Une révolution si étonnante ne peut s’être opérée que par quelque grande catastrophe, à moins qu’on ne suppose que les Grecs sauvages, en arrivant dans le pays, y restèrent tels jusqu’au temps dont nous parlons. Mais, si l’on fait attention aux nations civilisées qui environnoient la Grèce aux temps écoulés durant cet intervalle ; si l’on, se rappelle, en outre, que des peuplades multipliées les-unes par les autres, & formées de proche en proche, ne sauroient perdre entièrement l’idée des arts & des connoissances les plus simples, les plus nécessaires ; on s’appercevra qu’une pareille opinion n’a rien de vraisemblable.

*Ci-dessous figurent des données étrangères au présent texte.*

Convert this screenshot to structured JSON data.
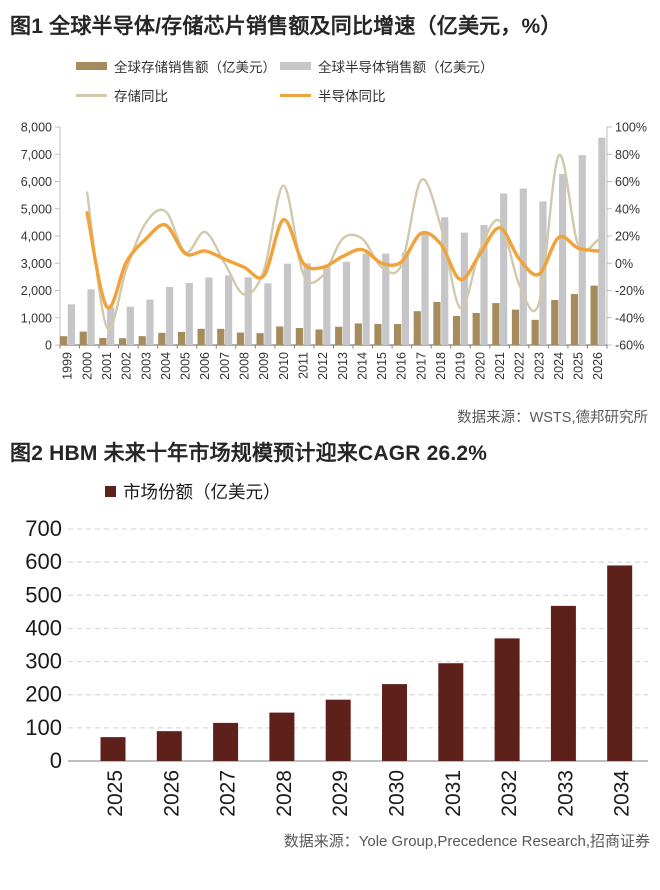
{
  "fig1": {
    "title": "图1  全球半导体/存储芯片销售额及同比增速（亿美元，%）",
    "source": "数据来源：WSTS,德邦研究所",
    "legend": [
      {
        "label": "全球存储销售额（亿美元）",
        "swatch": "bar",
        "color": "#A68B5C"
      },
      {
        "label": "全球半导体销售额（亿美元）",
        "swatch": "bar",
        "color": "#C6C6C8"
      },
      {
        "label": "存储同比",
        "swatch": "line",
        "color": "#D2C9AC"
      },
      {
        "label": "半导体同比",
        "swatch": "line",
        "color": "#F0A23B"
      }
    ]
  },
  "fig2": {
    "title": "图2  HBM 未来十年市场规模预计迎来CAGR 26.2%",
    "legend": [
      {
        "label": "市场份额（亿美元）",
        "swatch": "square",
        "color": "#5E201B"
      }
    ],
    "source": "数据来源：Yole Group,Precedence Research,招商证券"
  },
  "colors": {
    "memory_bar": "#A68B5C",
    "semi_bar": "#C6C6C8",
    "memory_yoy_line": "#D2C9AC",
    "semi_yoy_line": "#F0A23B",
    "hbm_bar": "#5E201B",
    "title_text": "#262626",
    "source_text": "#595959",
    "axis_line": "#BFBFBF",
    "x_axis_line": "#7F7F7F",
    "grid_dashed": "#D9D9D9",
    "tick_text": "#333333"
  },
  "chart_data": [
    {
      "type": "bar",
      "subtype": "combo-bar-line",
      "title": "全球半导体/存储芯片销售额及同比增速（亿美元，%）",
      "x": [
        "1999",
        "2000",
        "2001",
        "2002",
        "2003",
        "2004",
        "2005",
        "2006",
        "2007",
        "2008",
        "2009",
        "2010",
        "2011",
        "2012",
        "2013",
        "2014",
        "2015",
        "2016",
        "2017",
        "2018",
        "2019",
        "2020",
        "2021",
        "2022",
        "2023",
        "2024",
        "2025",
        "2026"
      ],
      "series": [
        {
          "name": "全球存储销售额（亿美元）",
          "type": "bar",
          "axis": "left",
          "color": "#A68B5C",
          "values": [
            323,
            492,
            260,
            251,
            325,
            447,
            482,
            595,
            594,
            456,
            434,
            680,
            624,
            570,
            670,
            792,
            772,
            768,
            1240,
            1580,
            1064,
            1175,
            1538,
            1298,
            923,
            1652,
            1870,
            2180
          ]
        },
        {
          "name": "全球半导体销售额（亿美元）",
          "type": "bar",
          "axis": "left",
          "color": "#C6C6C8",
          "values": [
            1494,
            2044,
            1390,
            1407,
            1664,
            2130,
            2275,
            2477,
            2556,
            2486,
            2263,
            2983,
            2995,
            2916,
            3056,
            3358,
            3352,
            3389,
            4122,
            4688,
            4123,
            4404,
            5559,
            5741,
            5269,
            6276,
            6970,
            7607
          ]
        },
        {
          "name": "存储同比",
          "type": "line",
          "axis": "right",
          "color": "#D2C9AC",
          "start_index": 1,
          "values": [
            52,
            -47,
            -4,
            30,
            38,
            8,
            23,
            0,
            -23,
            -5,
            57,
            -8,
            -9,
            18,
            18,
            -3,
            -1,
            61,
            27,
            -33,
            10,
            31,
            -16,
            -29,
            79,
            13,
            17
          ]
        },
        {
          "name": "半导体同比",
          "type": "line",
          "axis": "right",
          "color": "#F0A23B",
          "start_index": 1,
          "values": [
            37,
            -32,
            1,
            18,
            28,
            7,
            9,
            3,
            -3,
            -9,
            32,
            0,
            -3,
            5,
            10,
            0,
            1,
            22,
            14,
            -12,
            7,
            26,
            3,
            -8,
            19,
            11,
            9
          ]
        }
      ],
      "axis_left": {
        "min": 0,
        "max": 8000,
        "step": 1000,
        "ticks": [
          "0",
          "1,000",
          "2,000",
          "3,000",
          "4,000",
          "5,000",
          "6,000",
          "7,000",
          "8,000"
        ]
      },
      "axis_right": {
        "min": -60,
        "max": 100,
        "step": 20,
        "unit": "%",
        "ticks": [
          "-60%",
          "-40%",
          "-20%",
          "0%",
          "20%",
          "40%",
          "60%",
          "80%",
          "100%"
        ]
      },
      "grid": false,
      "legend_position": "top"
    },
    {
      "type": "bar",
      "title": "HBM 未来十年市场规模预计迎来CAGR 26.2%",
      "series_name": "市场份额（亿美元）",
      "categories": [
        "2025",
        "2026",
        "2027",
        "2028",
        "2029",
        "2030",
        "2031",
        "2032",
        "2033",
        "2034"
      ],
      "values": [
        72,
        90,
        115,
        146,
        185,
        232,
        295,
        370,
        468,
        590
      ],
      "color": "#5E201B",
      "ylim": [
        0,
        700
      ],
      "step": 100,
      "yticks": [
        "0",
        "100",
        "200",
        "300",
        "400",
        "500",
        "600",
        "700"
      ],
      "grid": "horizontal-dashed",
      "legend_position": "top"
    }
  ]
}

Tout porte-à croire que la Grèce fut originairement habitée par des peuples, non pas aussi policés qu’ils le furent dans la suite, mais bien éloignés de cet abrutissement où nous les trouvons aux temps-des premières colonies. Il est probable qu’ils vivoient en société : leur dispersion totale, & l’ignorance qui en fut la suite, ne peuvent être attribuées qu’à quelque événement étrange.

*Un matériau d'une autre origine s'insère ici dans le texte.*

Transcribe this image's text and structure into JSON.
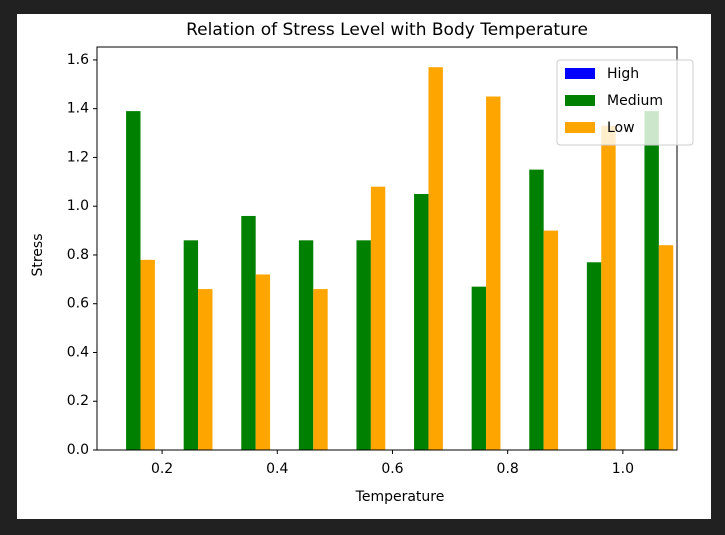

La Grèce fut exposée à plusieurs déluges : ceux d’Ogygès & de Deucalion, dont les annales grecques font mention, en sont la preuve. On reconnoît encore, à la disposition du pays, entouré de montagnes élevées, entre lesquelles coulent un grand nombre de rivières, combien il dut être exposé à ces sortes d’accidens, avant

  1. (1) Le premier de ces ouvrages, en huit volumes, se trouve chez Durand, neveu ; le second, très-bien traduit en françois, & enrichi de savantes notes par M. Carra, se trouve chez Buisson, hôtel de Coët-Iosquet, rue Hautefeuille, 6 vol. in-8o. avec des cartes.